Mais, humainement parlant, un charpentier de Nazareth qu’on suppose ignorant aurait-il pu fonder une secte ? Oui, comme notre Fox[1], cordonnier de village, très-ignorant, fonda la secte des quakers dans le comté de Leicester. Il courait les champs vêtu d’un habit de cuir : c’était un fou d’une imagination forte, qui parlait avec enthousiasme à des imaginations faibles. Ayant lu la Bible, en faisant des applications à sa mode, il se fit suivre par des imbéciles ; il était ignorant, mais des savants lui succédèrent. La secte de Fox se forma et subsiste avec honneur, après avoir été sifflée et persécutée. Les premiers anabaptistes furent des malheureux paysans sans lettres.
Enfin l’exemple de Mahomet ne souffre point de réplique. Il se donna le titre de prophète ignorant. Bien des gens même doutent qu’il sût écrire. Le fait est qu’il écrivait mal, et qu’il se battait bien. Il avait été facteur ou, si l’on veut, valet d’une marchande de chameaux[2] ; ce n’est pas là un commencement fort illustre : il devint pourtant un très-grand homme. Revenons à Jésus, qui n’a rien de commun avec lui, et pour qui nous sommes tenus d’avoir un profond respect, indépendamment même de notre religion, de laquelle nous ne parlons pas ici.

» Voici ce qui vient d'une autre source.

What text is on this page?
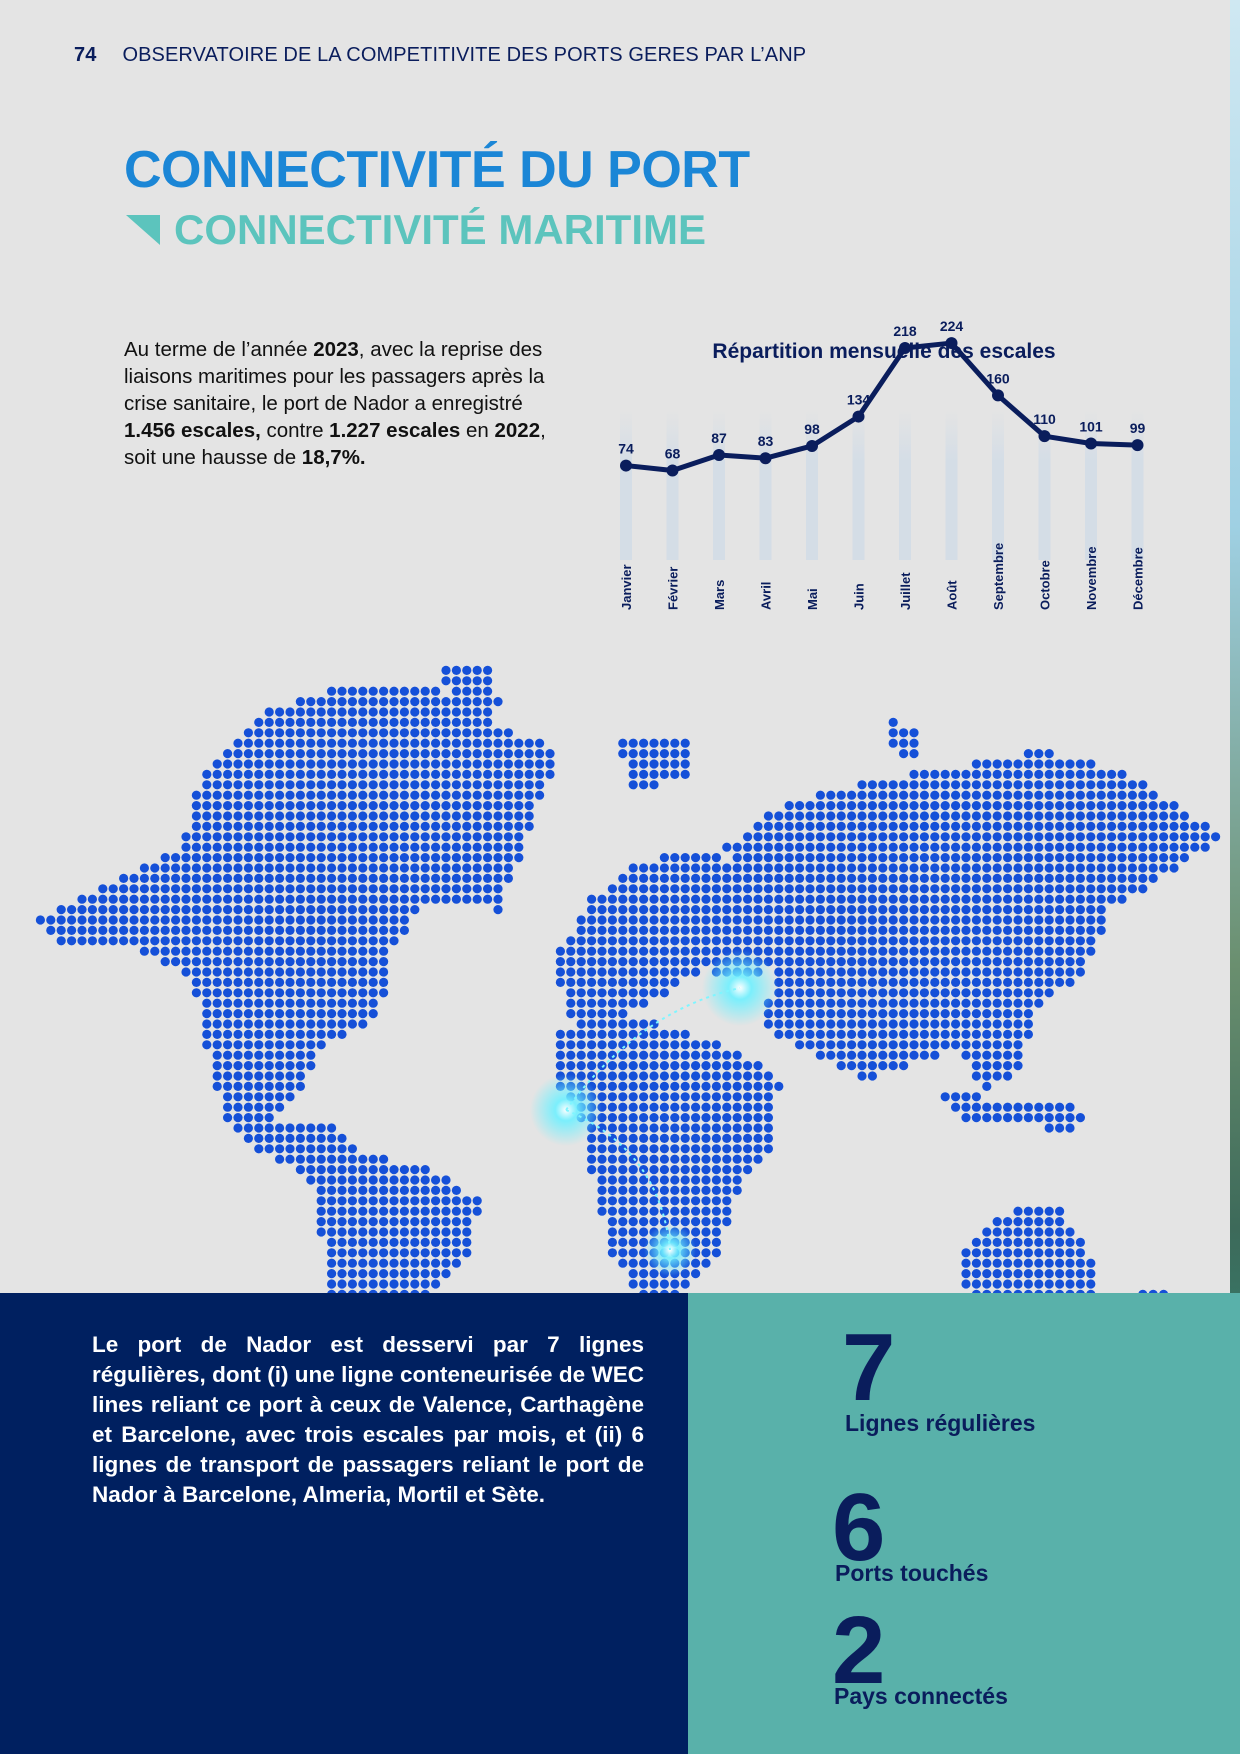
74 OBSERVATOIRE DE LA COMPETITIVITE DES PORTS GERES PAR L’ANP
CONNECTIVITÉ DU PORT
CONNECTIVITÉ MARITIME
Au terme de l’année 2023, avec la reprise des liaisons maritimes pour les passagers après la crise sanitaire, le port de Nador a enregistré 1.456 escales, contre 1.227 escales en 2022, soit une hausse de 18,7%.	74 68
87 83
98
134
218 224
160
110 101 99
Janvier Février Mars Avril Mai Juin Juillet Août Septembre Octobre Novembre Décembre
Répartition mensuelle des escales
Le port de Nador est desservi par 7 lignes régulières, dont (i) une ligne conteneurisée de WEC lines reliant ce port à ceux de Valence, Carthagène et Barcelone, avec trois escales par mois, et (ii) 6 lignes de transport de passagers reliant le port de Nador à Barcelone, Almeria, Mortil et Sète.
7
Lignes régulières
6
Ports touchés
2
Pays connectés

Bolingbroke, Toland, Woolston, Gordon, etc., et d’autres francs-pensants, ont conclu de ce qui fut écrit en faveur de Jésus, et contre sa personne, que c’était un enthousiaste qui voulait se faire un nom dans la populace de la Galilée.
Le Toldos Jeschut dit qu’il était suivi de deux mille hommes armés, quand Judas vint le saisir de la part du sanhédrin, et qu’il y eut beaucoup de sang répandu. Mais si le fait était vrai, il est évident que Jésus aurait été aussi criminel que Barcochéba ? »
- ↑ Voyez tome XXII, page 88 ; et XXVI, 221, 227.
- ↑ Suivant les auteurs musulmans, Mahomet était pauvre, mais d’une des tribus les plus illustres et les plus riches de l’Arabie, à laquelle la garde du temple de la Mecque était confiée. Le premier exploit de Mahomet fut de se rendre maître de sa tribu, et de détruire l’idolâtrie qui s’était établie dans ce temple. Il avait épousé une riche veuve de sa tribu, après avoir été quelque temps son facteur ; mais les Arabes n’avaient pas d’idée de ce que nous appelons dérogeance. Un conducteur de chameaux, un facteur, s’il était d’une tribu illustre, conservait toute la fierté de sa naissance. (K.)